Ook al ben je niet schuldig, of kom je op wat voor manier dan ook weer in de vrije wereld terecht, het is maar zeer de vraag of en in hoeverre je nog een menselijk bestaan zult kunnen leiden. Dit is een beetje de centrale boodschap van de dialoog van Ali in het eerste uur van de film. “Elk moment doet pijn,” zegt hij in een voice-over. Hij simuleert zijn hartslag: “Klop. Klop. Pijn. Ik ben bang om te zijn wie ik ben. Om lief te hebben. Dat is wat ze me hebben aangedaan.” Hoewel de sentimenten oprecht en waarachtig zijn, komt de dialoog soms wat overdreven poëtisch over. Ook lijkt de tentatieve romantische verhouding tussen Ali en Manuela (Natalia Verbeke) aanvankelijk niet echt passend te zijn voor een dergelijke contemplatie over gevangenschap, pijn, en schuld, totdat duidelijk wordt dat dit soort emoties groter gezien moeten worden. Dat het vooral gaat om de Liefde met een grote “L” en het vermogen om dit nog te ervaren. Of er dan echt een lange scène nodig is met een erotisch liefdesspel, is dan de vraag, maar het camerawerk blijft redelijk discreet en ach, zelfs de kijker kan wel wat momenten vertier gebruiken te midden van deze zware kost.

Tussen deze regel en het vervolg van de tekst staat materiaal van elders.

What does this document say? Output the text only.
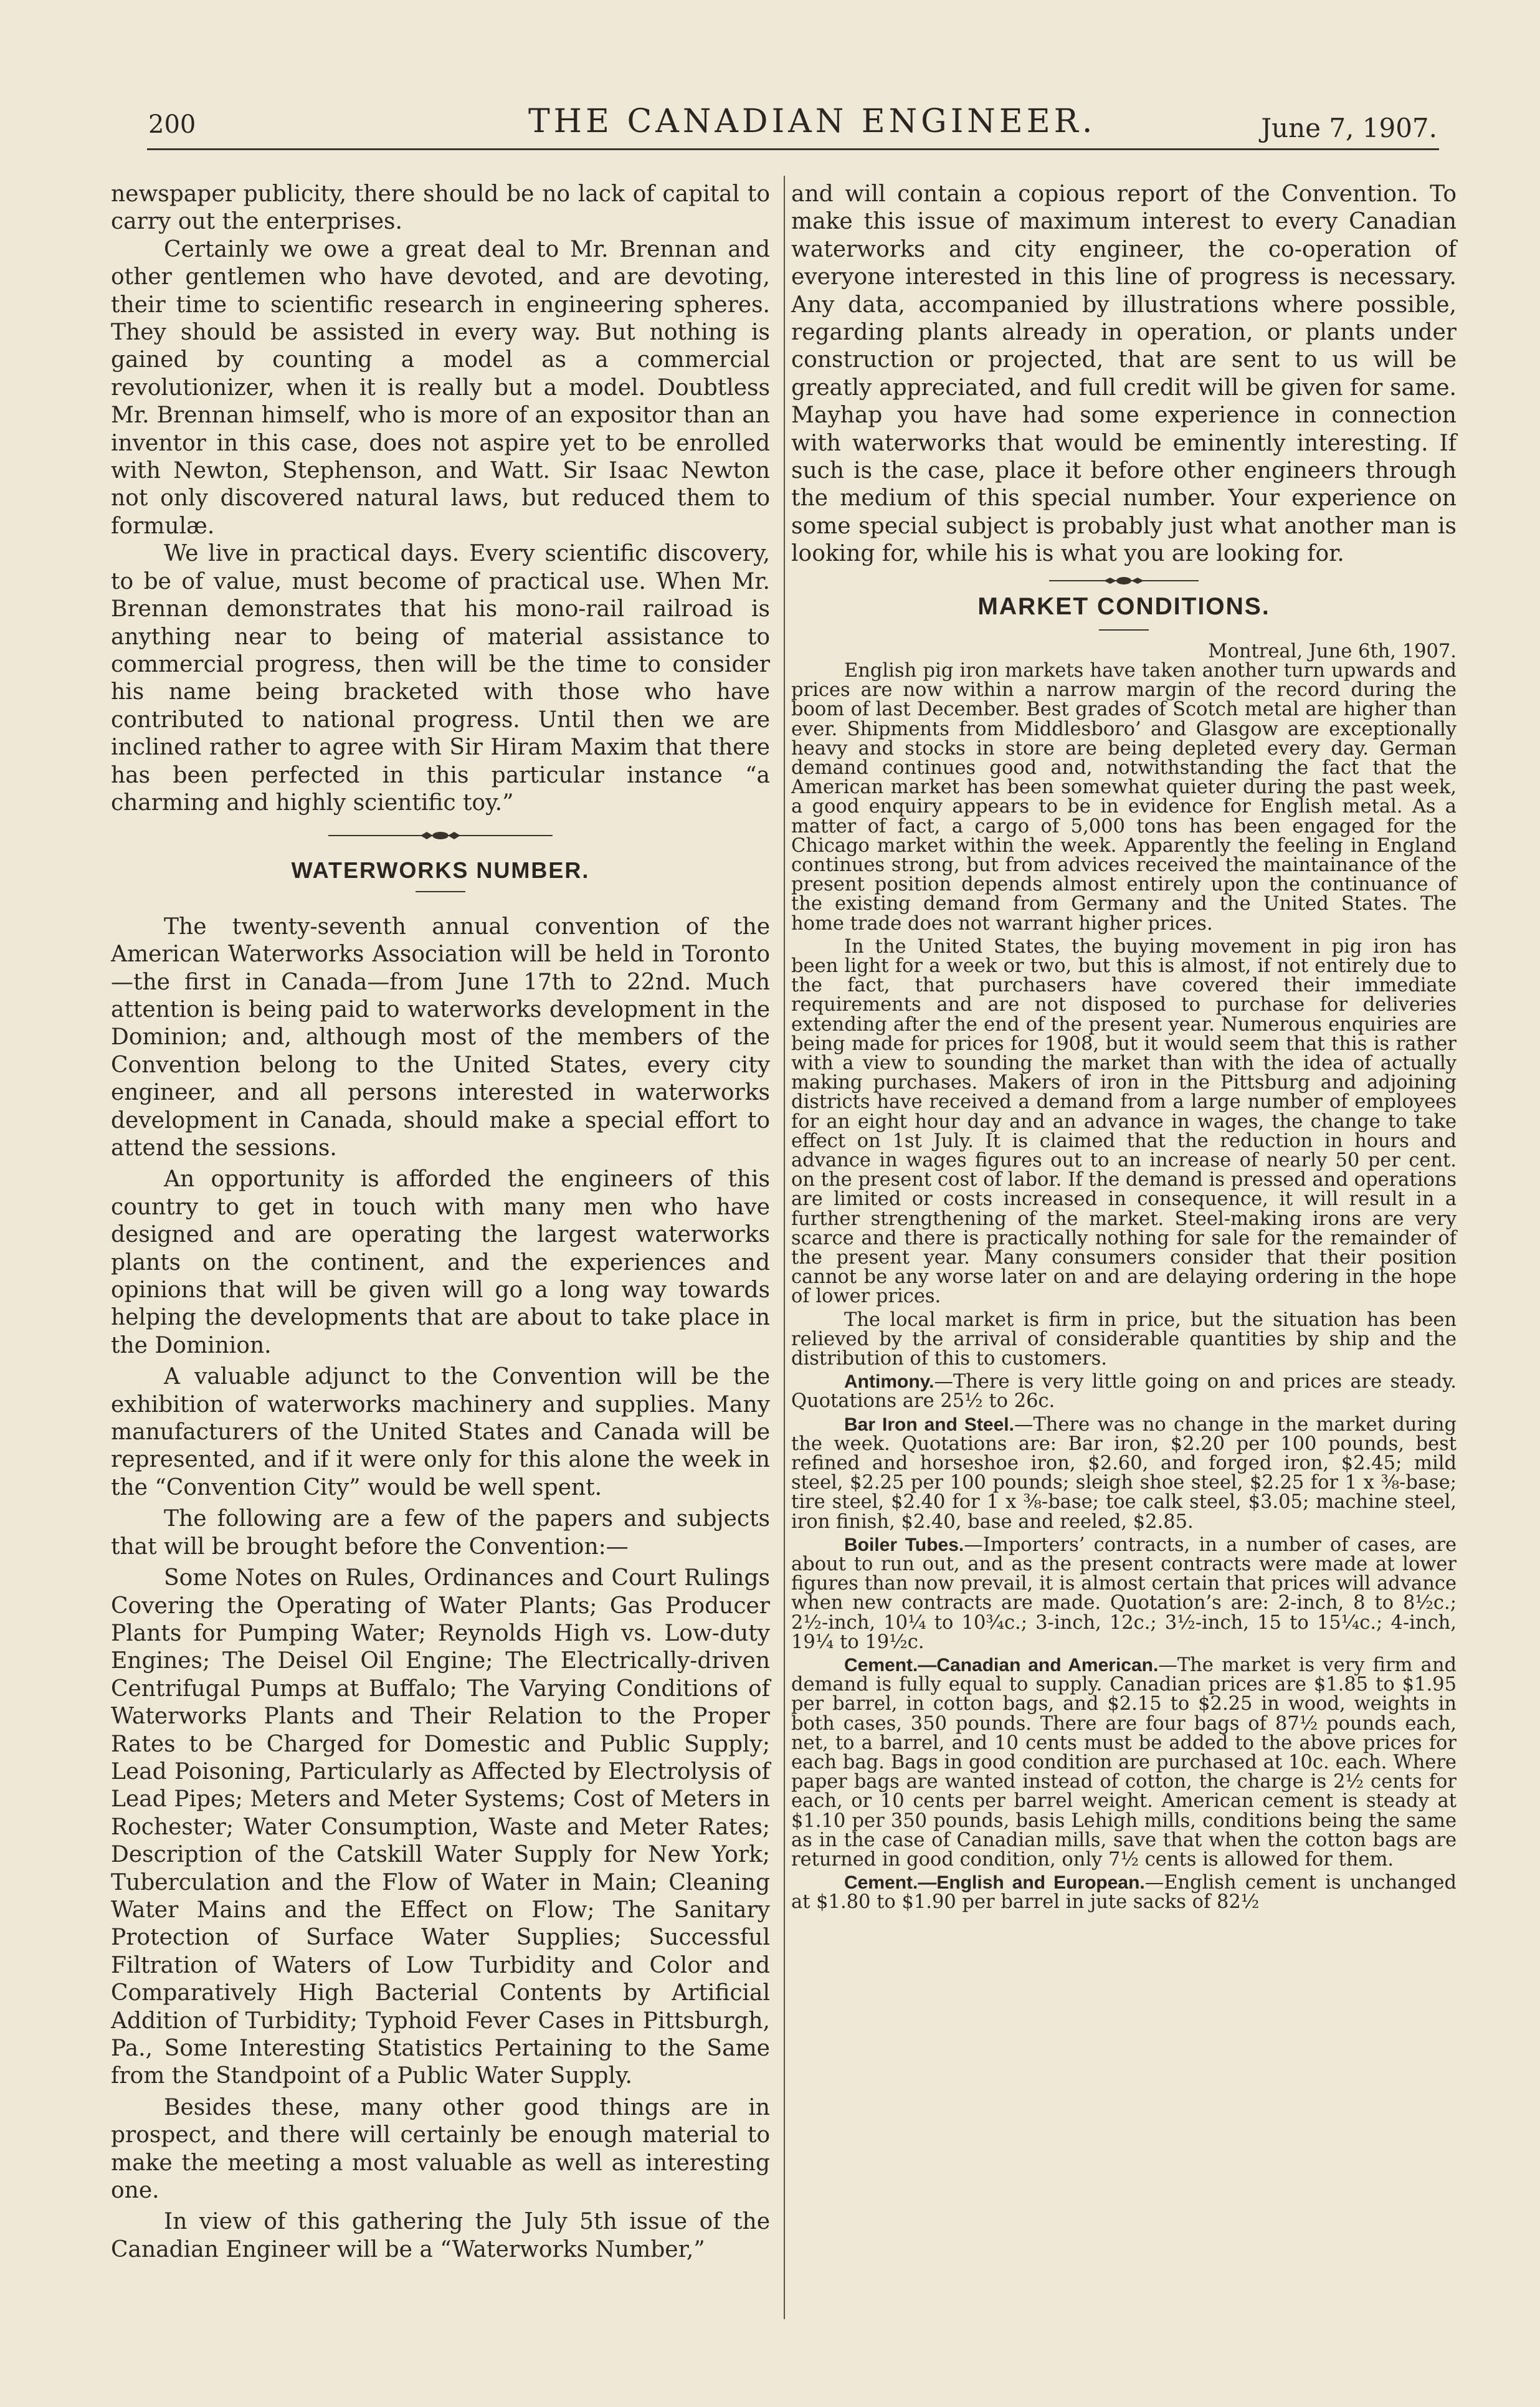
200	THE CANADIAN ENGINEER.	June 7, 1907.

newspaper publicity, there should be no lack of capital to carry out the enterprises.

Certainly we owe a great deal to Mr. Brennan and other gentlemen who have devoted, and are devoting, their time to scientific research in engineering spheres. They should be assisted in every way. But nothing is gained by counting a model as a commercial revolutionizer, when it is really but a model. Doubtless Mr. Brennan himself, who is more of an expositor than an inventor in this case, does not aspire yet to be enrolled with Newton, Stephenson, and Watt. Sir Isaac Newton not only discovered natural laws, but reduced them to formulæ.

We live in practical days. Every scientific discovery, to be of value, must become of practical use. When Mr. Brennan demonstrates that his mono-rail railroad is anything near to being of material assistance to commercial progress, then will be the time to consider his name being bracketed with those who have contributed to national progress. Until then we are inclined rather to agree with Sir Hiram Maxim that there has been perfected in this particular instance “a charming and highly scientific toy.”

WATERWORKS NUMBER.

The twenty-seventh annual convention of the American Waterworks Association will be held in Toronto—the first in Canada—from June 17th to 22nd. Much attention is being paid to waterworks development in the Dominion; and, although most of the members of the Convention belong to the United States, every city engineer, and all persons interested in waterworks development in Canada, should make a special effort to attend the sessions.

An opportunity is afforded the engineers of this country to get in touch with many men who have designed and are operating the largest waterworks plants on the continent, and the experiences and opinions that will be given will go a long way towards helping the developments that are about to take place in the Dominion.

A valuable adjunct to the Convention will be the exhibition of waterworks machinery and supplies. Many manufacturers of the United States and Canada will be represented, and if it were only for this alone the week in the “Convention City” would be well spent.

The following are a few of the papers and subjects that will be brought before the Convention:—

Some Notes on Rules, Ordinances and Court Rulings Covering the Operating of Water Plants; Gas Producer Plants for Pumping Water; Reynolds High vs. Low-duty Engines; The Deisel Oil Engine; The Electrically-driven Centrifugal Pumps at Buffalo; The Varying Conditions of Waterworks Plants and Their Relation to the Proper Rates to be Charged for Domestic and Public Supply; Lead Poisoning, Particularly as Affected by Electrolysis of Lead Pipes; Meters and Meter Systems; Cost of Meters in Rochester; Water Consumption, Waste and Meter Rates; Description of the Catskill Water Supply for New York; Tuberculation and the Flow of Water in Main; Cleaning Water Mains and the Effect on Flow; The Sanitary Protection of Surface Water Supplies; Successful Filtration of Waters of Low Turbidity and Color and Comparatively High Bacterial Contents by Artificial Addition of Turbidity; Typhoid Fever Cases in Pittsburgh, Pa., Some Interesting Statistics Pertaining to the Same from the Standpoint of a Public Water Supply.

Besides these, many other good things are in prospect, and there will certainly be enough material to make the meeting a most valuable as well as interesting one.

In view of this gathering the July 5th issue of the Canadian Engineer will be a “Waterworks Number,”

and will contain a copious report of the Convention. To make this issue of maximum interest to every Canadian waterworks and city engineer, the co-operation of everyone interested in this line of progress is necessary. Any data, accompanied by illustrations where possible, regarding plants already in operation, or plants under construction or projected, that are sent to us will be greatly appreciated, and full credit will be given for same. Mayhap you have had some experience in connection with waterworks that would be eminently interesting. If such is the case, place it before other engineers through the medium of this special number. Your experience on some special subject is probably just what another man is looking for, while his is what you are looking for.

MARKET CONDITIONS.

Montreal, June 6th, 1907.

English pig iron markets have taken another turn upwards and prices are now within a narrow margin of the record during the boom of last December. Best grades of Scotch metal are higher than ever. Shipments from Middlesboro’ and Glasgow are exceptionally heavy and stocks in store are being depleted every day. German demand continues good and, notwithstanding the fact that the American market has been somewhat quieter during the past week, a good enquiry appears to be in evidence for English metal. As a matter of fact, a cargo of 5,000 tons has been engaged for the Chicago market within the week. Apparently the feeling in England continues strong, but from advices received the maintainance of the present position depends almost entirely upon the continuance of the existing demand from Germany and the United States. The home trade does not warrant higher prices.

In the United States, the buying movement in pig iron has been light for a week or two, but this is almost, if not entirely due to the fact, that purchasers have covered their immediate requirements and are not disposed to purchase for deliveries extending after the end of the present year. Numerous enquiries are being made for prices for 1908, but it would seem that this is rather with a view to sounding the market than with the idea of actually making purchases. Makers of iron in the Pittsburg and adjoining districts have received a demand from a large number of employees for an eight hour day and an advance in wages, the change to take effect on 1st July. It is claimed that the reduction in hours and advance in wages figures out to an increase of nearly 50 per cent. on the present cost of labor. If the demand is pressed and operations are limited or costs increased in consequence, it will result in a further strengthening of the market. Steel-making irons are very scarce and there is practically nothing for sale for the remainder of the present year. Many consumers consider that their position cannot be any worse later on and are delaying ordering in the hope of lower prices.

The local market is firm in price, but the situation has been relieved by the arrival of considerable quantities by ship and the distribution of this to customers.

Antimony.—There is very little going on and prices are steady. Quotations are 25½ to 26c.

Bar Iron and Steel.—There was no change in the market during the week. Quotations are: Bar iron, $2.20 per 100 pounds, best refined and horseshoe iron, $2.60, and forged iron, $2.45; mild steel, $2.25 per 100 pounds; sleigh shoe steel, $2.25 for 1 x ⅜-base; tire steel, $2.40 for 1 x ⅜-base; toe calk steel, $3.05; machine steel, iron finish, $2.40, base and reeled, $2.85.

Boiler Tubes.—Importers’ contracts, in a number of cases, are about to run out, and as the present contracts were made at lower figures than now prevail, it is almost certain that prices will advance when new contracts are made. Quotation’s are: 2-inch, 8 to 8½c.; 2½-inch, 10¼ to 10¾c.; 3-inch, 12c.; 3½-inch, 15 to 15¼c.; 4-inch, 19¼ to 19½c.

Cement.—Canadian and American.—The market is very firm and demand is fully equal to supply. Canadian prices are $1.85 to $1.95 per barrel, in cotton bags, and $2.15 to $2.25 in wood, weights in both cases, 350 pounds. There are four bags of 87½ pounds each, net, to a barrel, and 10 cents must be added to the above prices for each bag. Bags in good condition are purchased at 10c. each. Where paper bags are wanted instead of cotton, the charge is 2½ cents for each, or 10 cents per barrel weight. American cement is steady at $1.10 per 350 pounds, basis Lehigh mills, conditions being the same as in the case of Canadian mills, save that when the cotton bags are returned in good condition, only 7½ cents is allowed for them.

Cement.—English and European.—English cement is unchanged at $1.80 to $1.90 per barrel in jute sacks of 82½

In het laatste half uur van de film bedient de regisseur zich van een interessante perspectiefwisseling, en krijgt de film een welkom veelzijdig karakter. Tot die tijd was ‘Guantanamero’ een introspectieve, dromerige filmbeleving, maar eentje die toch wat gebrekkig was qua karakteriseringen. Ali en Manuela komen beiden eigenlijk niet voldoende tot leven, en de laatste akte van de film voegt toch wel het een en ander toe en laat eerdere scènes beter op hun plaats vallen. Dit alles gecombineerd met de mooie fotografie en camerawerk (veelal in sepia-tinten), en de dromerige, melancholische muziek maakt van ‘Guanatanamero’ een originele, waardevolle toevoeging aan dit (sub)genre over oorlogsmisdaden en hun emotionele gevolgen.